Each year, about 48,000 Americans died by suicide. Of these, only 0.5 percent are murder-suicides. This raises the question, why would 80 percent of suicides in which a pet was killed involve a homicide?

The reason for this huge disparity is selective media coverage. The vast majority of suicides in the US do not make the headlines, but murder-suicides do. Even the eight cases I located in which just the owner and a pet died had newsworthy components. For example, one involved a well-known country music star, and another was a death by train. And in the most recent case, the pet owner set his house on fire after shooting his dog.

In short, the statistics on extended-suicide-involving-a-pet are based on press reports. The implication is that these cases may reflect the tip of a large iceberg. If I am correct, it is likely that hundreds and perhaps thousands of pets are killed each year in suicides that do not make the headlines.

Finally, in a recent article in JAMA Psychiatry, researchers predicted a major increase in suicides due to the COVID-19 pandemic. Indeed, they say that the current confluence of social isolation, economic stress, decreased access to community and religious support, and barriers to mental health services are “a perfect storm” for suicide. The question is, how many pets will be collateral damage?

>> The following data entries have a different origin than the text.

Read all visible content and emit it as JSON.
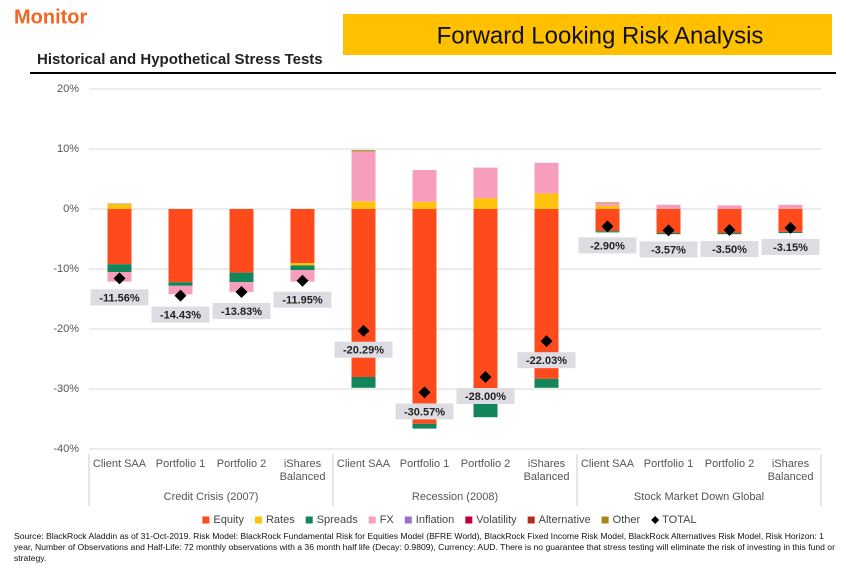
{
  "header": {
    "brand": "Monitor",
    "banner": "Forward Looking Risk Analysis"
  },
  "chart_data": {
    "type": "stacked-bar",
    "title": "Historical and Hypothetical Stress Tests",
    "groups": [
      {
        "name": "Credit Crisis (2007)",
        "categories": [
          "Client SAA",
          "Portfolio 1",
          "Portfolio 2",
          "iShares Balanced"
        ]
      },
      {
        "name": "Recession (2008)",
        "categories": [
          "Client SAA",
          "Portfolio 1",
          "Portfolio 2",
          "iShares Balanced"
        ]
      },
      {
        "name": "Stock Market Down Global",
        "categories": [
          "Client SAA",
          "Portfolio 1",
          "Portfolio 2",
          "iShares Balanced"
        ]
      }
    ],
    "ylim": [
      -40,
      20
    ],
    "yticks": [
      {
        "value": -40,
        "label": "-40%"
      },
      {
        "value": -30,
        "label": "-30%"
      },
      {
        "value": -20,
        "label": "-20%"
      },
      {
        "value": -10,
        "label": "-10%"
      },
      {
        "value": 0,
        "label": "0%"
      },
      {
        "value": 10,
        "label": "10%"
      },
      {
        "value": 20,
        "label": "20%"
      }
    ],
    "grid": true,
    "legend": "bottom",
    "series": [
      {
        "name": "Equity",
        "color": "#ff4a1c",
        "values": [
          -9.2,
          -12.2,
          -10.6,
          -9,
          -28,
          -35.8,
          -32.2,
          -28.3,
          -3.7,
          -4,
          -4,
          -3.8
        ]
      },
      {
        "name": "Rates",
        "color": "#ffc20e",
        "values": [
          0.8,
          0,
          0,
          -0.4,
          1.3,
          1.2,
          1.8,
          2.6,
          0.5,
          0,
          0,
          0
        ]
      },
      {
        "name": "Spreads",
        "color": "#12865a",
        "values": [
          -1.3,
          -0.6,
          -1.6,
          -0.8,
          -1.8,
          -0.8,
          -2.5,
          -1.5,
          -0.2,
          -0.2,
          -0.2,
          -0.2
        ]
      },
      {
        "name": "FX",
        "color": "#f79ebf",
        "values": [
          -1.6,
          -1.4,
          -1.6,
          -1.9,
          8.3,
          5.3,
          5.1,
          5.1,
          0.5,
          0.7,
          0.6,
          0.7
        ]
      },
      {
        "name": "Inflation",
        "color": "#9b6fcf",
        "values": [
          0,
          0,
          0,
          0,
          0,
          0,
          0,
          0,
          0,
          0,
          0,
          0
        ]
      },
      {
        "name": "Volatility",
        "color": "#c0002f",
        "values": [
          0,
          0,
          0,
          0,
          0,
          0,
          0,
          0,
          0,
          0,
          0,
          0
        ]
      },
      {
        "name": "Alternative",
        "color": "#b5301c",
        "values": [
          0,
          0,
          0,
          0,
          0,
          0,
          0,
          0,
          0,
          0,
          0,
          0
        ]
      },
      {
        "name": "Other",
        "color": "#a8861a",
        "values": [
          0.1,
          0,
          0,
          0,
          0.2,
          0,
          0,
          0,
          0.1,
          0,
          0,
          0
        ]
      },
      {
        "name": "TOTAL",
        "color": "#000000",
        "marker": "diamond",
        "values": [
          -11.56,
          -14.43,
          -13.83,
          -11.95,
          -20.29,
          -30.57,
          -28,
          -22.03,
          -2.9,
          -3.57,
          -3.5,
          -3.15
        ],
        "value_labels": [
          "-11.56%",
          "-14.43%",
          "-13.83%",
          "-11.95%",
          "-20.29%",
          "-30.57%",
          "-28.00%",
          "-22.03%",
          "-2.90%",
          "-3.57%",
          "-3.50%",
          "-3.15%"
        ]
      }
    ]
  },
  "footer": "Source: BlackRock Aladdin as of 31-Oct-2019. Risk Model: BlackRock Fundamental Risk for Equities Model (BFRE World), BlackRock Fixed Income Risk Model, BlackRock Alternatives Risk Model, Risk Horizon: 1 year, Number of Observations and Half-Life: 72 monthly observations with a 36 month half life (Decay: 0.9809), Currency: AUD. There is no guarantee that stress testing will eliminate the risk of investing in this fund or strategy."
}
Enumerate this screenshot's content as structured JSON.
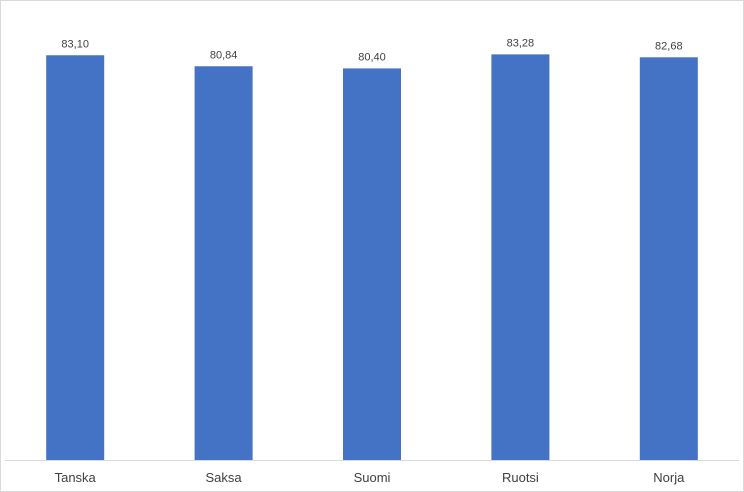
{
  "chart_data": {
    "type": "bar",
    "categories": [
      "Tanska",
      "Saksa",
      "Suomi",
      "Ruotsi",
      "Norja"
    ],
    "values": [
      83.1,
      80.84,
      80.4,
      83.28,
      82.68
    ],
    "value_labels": [
      "83,10",
      "80,84",
      "80,40",
      "83,28",
      "82,68"
    ],
    "title": "",
    "xlabel": "",
    "ylabel": "",
    "ylim": [
      0,
      85
    ],
    "grid": false,
    "legend": "none",
    "bar_color": "#4472c4",
    "axis_color": "#d9d9d9"
  }
}
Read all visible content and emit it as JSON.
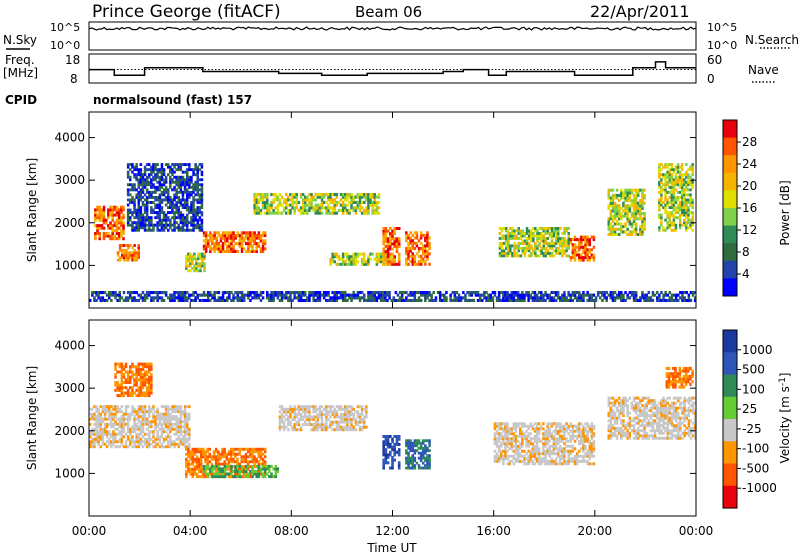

(Since the beginning of this year, there have been five press reports of suicides involving pets in the US. They resulted in the deaths of four men, five women, seven children, 10 dogs, and a cat.)

Facebook image: evgengerasimovich/Shutterstock

References

Young, J., Bowen-Salter, H., O’Dwyer, L., Stevens, K., Nottle, C., & Baker, A. (2020). A Qualitative Analysis of Pets as Suicide Protection for Older People. Anthrozoös, 33(2), 191-205.

Joiner, T. (2014). The perversion of virtue: Understanding murder-suicide. Oxford University Press.

Cooke, B. K. (2013). Extended suicide with a pet. Journal of the American Academy of Psychiatry and the Law Online, 41(3), 437-443.

Oxley, J. A., Montrose, V. T., & Feldman, M. D. (2011). Pets and human suicide. Leg Med, 18, 288-290.

Reger, M. A., Stanley, I. H., & Joiner, T. E. (2020). Suicide Mortality and Coronavirus Disease 2019—A Perfect Storm?. JAMA psychiatry.